Yobe state road traffic management agency
- Abbreviation: YOROTA
- Formation: 2019
- Legal status: Active
- Purpose: Road traffic control
- Headquarters: Damaturu potiskum road
- Location: Yobe State;
- Region served: Damaturu
- Official language: English
- Managing Director: Alh. Modu Bature Goneri
- Staff: 2000
- Volunteers: 100
- Website: https://yorotareg.com/redirect.html

= Yobe state road traffic management agency =

Nigerian traffic agency

Yobe state road traffic management agency (YOROTA) is a government agency responsible for traffic management and control, road safety, and other related matters within Yobe State. The agency was established in 2019 with the mandate of ensuring safety on the roads, reducing accidents, and ensuring the free flow of traffic.
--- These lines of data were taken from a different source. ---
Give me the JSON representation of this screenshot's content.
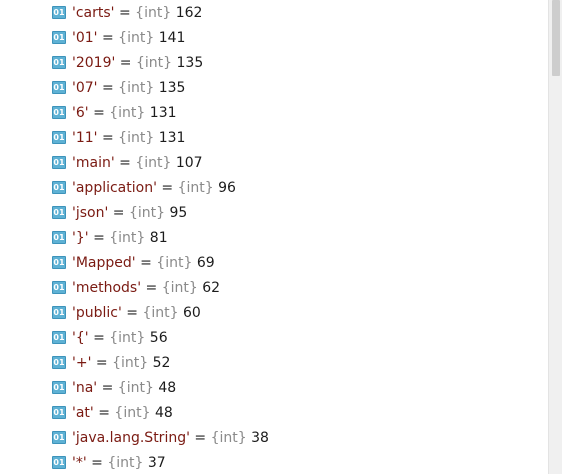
{
  "badge_text": "01",
  "type_label": "{int}",
  "equals": "=",
  "items": [
    {
      "key": "'carts'",
      "value": "162"
    },
    {
      "key": "'01'",
      "value": "141"
    },
    {
      "key": "'2019'",
      "value": "135"
    },
    {
      "key": "'07'",
      "value": "135"
    },
    {
      "key": "'6'",
      "value": "131"
    },
    {
      "key": "'11'",
      "value": "131"
    },
    {
      "key": "'main'",
      "value": "107"
    },
    {
      "key": "'application'",
      "value": "96"
    },
    {
      "key": "'json'",
      "value": "95"
    },
    {
      "key": "'}'",
      "value": "81"
    },
    {
      "key": "'Mapped'",
      "value": "69"
    },
    {
      "key": "'methods'",
      "value": "62"
    },
    {
      "key": "'public'",
      "value": "60"
    },
    {
      "key": "'{'",
      "value": "56"
    },
    {
      "key": "'+'",
      "value": "52"
    },
    {
      "key": "'na'",
      "value": "48"
    },
    {
      "key": "'at'",
      "value": "48"
    },
    {
      "key": "'java.lang.String'",
      "value": "38"
    },
    {
      "key": "'*'",
      "value": "37"
    }
  ]
}
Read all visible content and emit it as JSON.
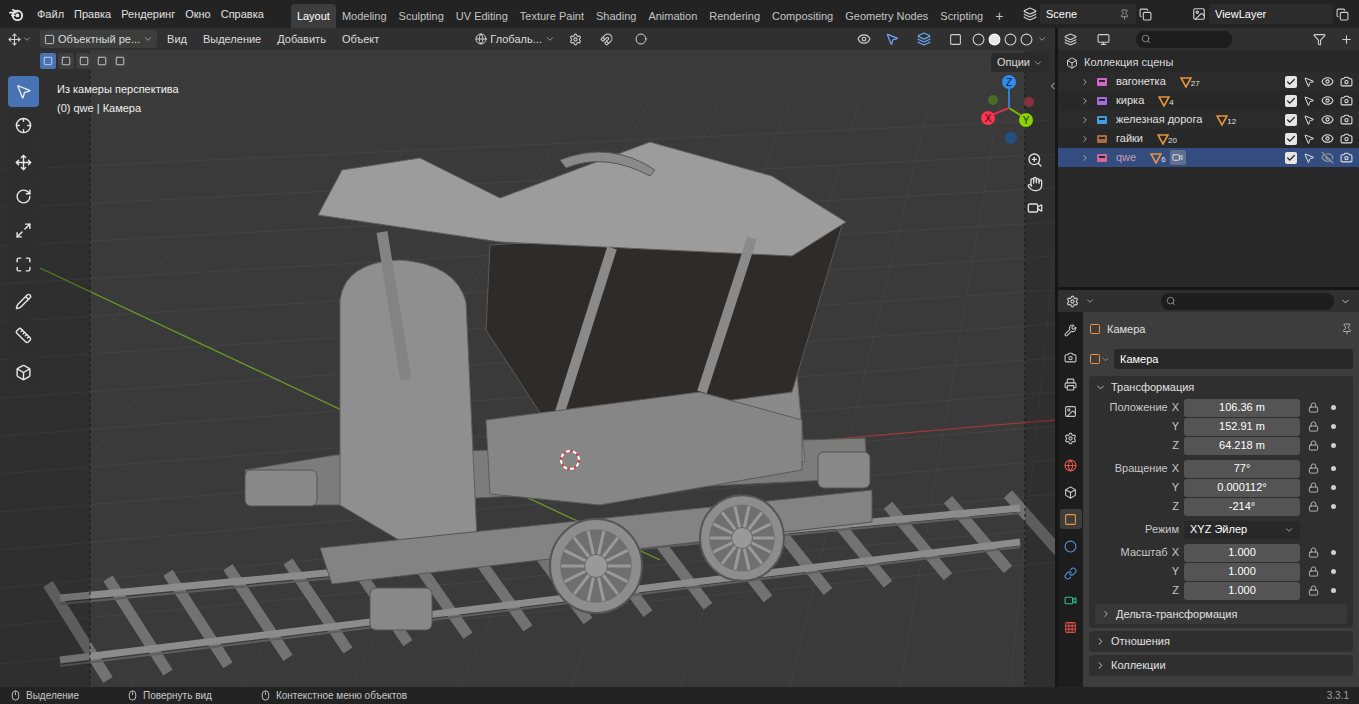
{
  "window": {
    "menu": [
      "Файл",
      "Правка",
      "Рендеринг",
      "Окно",
      "Справка"
    ],
    "workspaces": [
      {
        "label": "Layout",
        "selected": true
      },
      {
        "label": "Modeling",
        "selected": false
      },
      {
        "label": "Sculpting",
        "selected": false
      },
      {
        "label": "UV Editing",
        "selected": false
      },
      {
        "label": "Texture Paint",
        "selected": false
      },
      {
        "label": "Shading",
        "selected": false
      },
      {
        "label": "Animation",
        "selected": false
      },
      {
        "label": "Rendering",
        "selected": false
      },
      {
        "label": "Compositing",
        "selected": false
      },
      {
        "label": "Geometry Nodes",
        "selected": false
      },
      {
        "label": "Scripting",
        "selected": false
      }
    ],
    "add_workspace": "+",
    "scene": "Scene",
    "view_layer": "ViewLayer"
  },
  "viewport": {
    "mode": "Объектный ре...",
    "menus": [
      "Вид",
      "Выделение",
      "Добавить",
      "Объект"
    ],
    "orientation": "Глобаль...",
    "options": "Опции",
    "overlay_lines": [
      "Из камеры перспектива",
      "(0) qwe | Камера"
    ],
    "gizmo": {
      "x": "X",
      "y": "Y",
      "z": "Z"
    },
    "tools": [
      {
        "selected": true
      },
      {
        "selected": false
      },
      {
        "selected": false
      },
      {
        "selected": false
      },
      {
        "selected": false
      },
      {
        "selected": false
      },
      {
        "selected": false
      },
      {
        "selected": false
      },
      {
        "selected": false
      }
    ]
  },
  "outliner": {
    "root": "Коллекция сцены",
    "rows": [
      {
        "name": "вагонетка",
        "count": "27",
        "color": "#d068c6",
        "checked": true,
        "visible": true,
        "selected": false,
        "dimmed": false,
        "camera": false
      },
      {
        "name": "кирка",
        "count": "4",
        "color": "#a66be0",
        "checked": true,
        "visible": true,
        "selected": false,
        "dimmed": false,
        "camera": false
      },
      {
        "name": "железная дорога",
        "count": "12",
        "color": "#3f9fe0",
        "checked": true,
        "visible": true,
        "selected": false,
        "dimmed": false,
        "camera": false
      },
      {
        "name": "гайки",
        "count": "20",
        "color": "#a86a45",
        "checked": true,
        "visible": true,
        "selected": false,
        "dimmed": false,
        "camera": false
      },
      {
        "name": "qwe",
        "count": "6",
        "color": "#d2689a",
        "checked": true,
        "visible": false,
        "selected": true,
        "dimmed": true,
        "camera": true
      }
    ]
  },
  "properties": {
    "tabs": [
      {
        "selected": false,
        "color": "#c8c8c8"
      },
      {
        "selected": false,
        "color": "#c8c8c8"
      },
      {
        "selected": false,
        "color": "#c8c8c8"
      },
      {
        "selected": false,
        "color": "#c8c8c8"
      },
      {
        "selected": false,
        "color": "#c8c8c8"
      },
      {
        "selected": false,
        "color": "#e0574f"
      },
      {
        "selected": false,
        "color": "#c8c8c8"
      },
      {
        "selected": true,
        "color": "#f0953a"
      },
      {
        "selected": false,
        "color": "#5b8fd6"
      },
      {
        "selected": false,
        "color": "#5b8fd6"
      },
      {
        "selected": false,
        "color": "#2fbf9a"
      },
      {
        "selected": false,
        "color": "#d4504a"
      }
    ],
    "breadcrumb": "Камера",
    "name": "Камера",
    "transform": {
      "label": "Трансформация",
      "expanded": true,
      "groups": [
        {
          "label": "Положение",
          "rows": [
            {
              "axis": "X",
              "value": "106.36 m"
            },
            {
              "axis": "Y",
              "value": "152.91 m"
            },
            {
              "axis": "Z",
              "value": "64.218 m"
            }
          ]
        },
        {
          "label": "Вращение",
          "rows": [
            {
              "axis": "X",
              "value": "77°"
            },
            {
              "axis": "Y",
              "value": "0.000112°"
            },
            {
              "axis": "Z",
              "value": "-214°"
            }
          ]
        }
      ],
      "mode": {
        "label": "Режим",
        "value": "XYZ Эйлер"
      },
      "scale": {
        "label": "Масштаб",
        "rows": [
          {
            "axis": "X",
            "value": "1.000"
          },
          {
            "axis": "Y",
            "value": "1.000"
          },
          {
            "axis": "Z",
            "value": "1.000"
          }
        ]
      },
      "subpanel": {
        "label": "Дельта-трансформация",
        "expanded": false
      }
    },
    "panels": [
      {
        "label": "Отношения",
        "expanded": false
      },
      {
        "label": "Коллекции",
        "expanded": false
      }
    ]
  },
  "status_bar": {
    "items": [
      "Выделение",
      "Повернуть вид",
      "Контекстное меню объектов"
    ],
    "version": "3.3.1"
  }
}
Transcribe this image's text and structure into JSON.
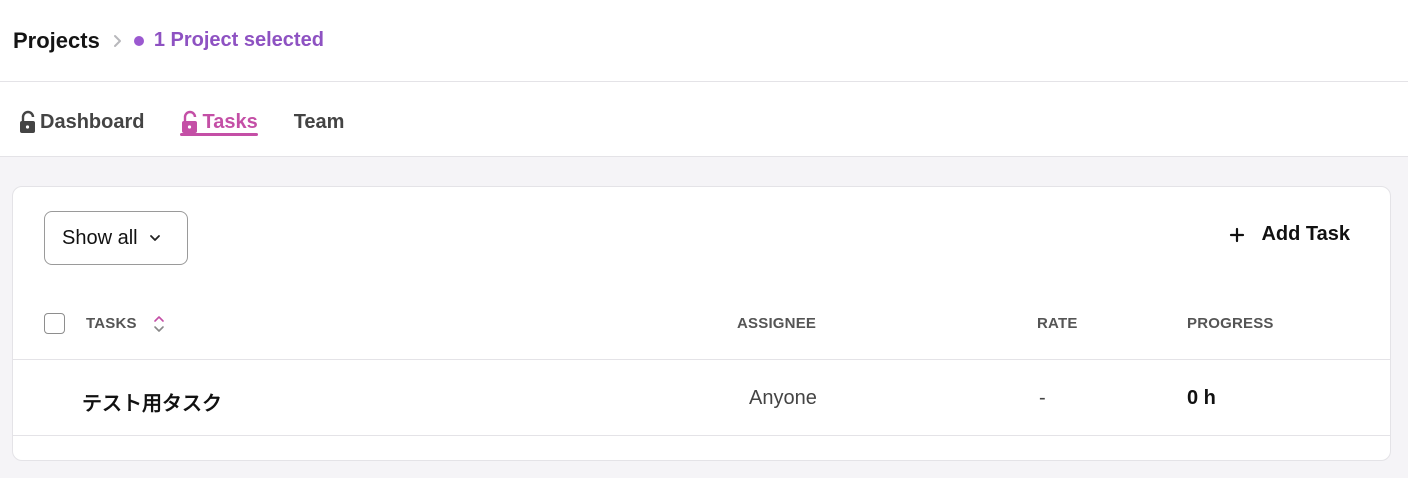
{
  "breadcrumb": {
    "root": "Projects",
    "current": "1 Project selected",
    "accent_color": "#8e52c2"
  },
  "tabs": [
    {
      "label": "Dashboard",
      "icon": "lock-open-icon",
      "active": false
    },
    {
      "label": "Tasks",
      "icon": "lock-open-icon",
      "active": true
    },
    {
      "label": "Team",
      "icon": null,
      "active": false
    }
  ],
  "toolbar": {
    "filter_label": "Show all",
    "add_label": "Add Task"
  },
  "table": {
    "headers": {
      "tasks": "TASKS",
      "assignee": "ASSIGNEE",
      "rate": "RATE",
      "progress": "PROGRESS"
    },
    "rows": [
      {
        "task": "テスト用タスク",
        "assignee": "Anyone",
        "rate": "-",
        "progress": "0 h"
      }
    ]
  },
  "colors": {
    "active_tab": "#c44fa6",
    "background": "#f5f4f7"
  }
}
YOROTA operates in collaboration with other law enforcement agencies such as the Nigeria Police Force and the Federal Road Safety Corps (FRSC) to maintain law and order on the roads.

== History ==
Yobe state road traffic management agency YOROTA was established Governor Mai Mala Buni to ensure appropriate traffic in the state.

== Responsibilities ==
Some of the specific responsibilities of YOROTA include:

- Ensuring compliance with traffic rules and regulations
- Issuing and renewing driver's licenses and vehicle registration
- Conducting road safety campaigns and awareness programs
- Managing traffic flow and congestion on the roads
- Providing towing services for broken-down or abandoned vehicles
- Enforcing traffic rules and regulations through the use of mobile courts.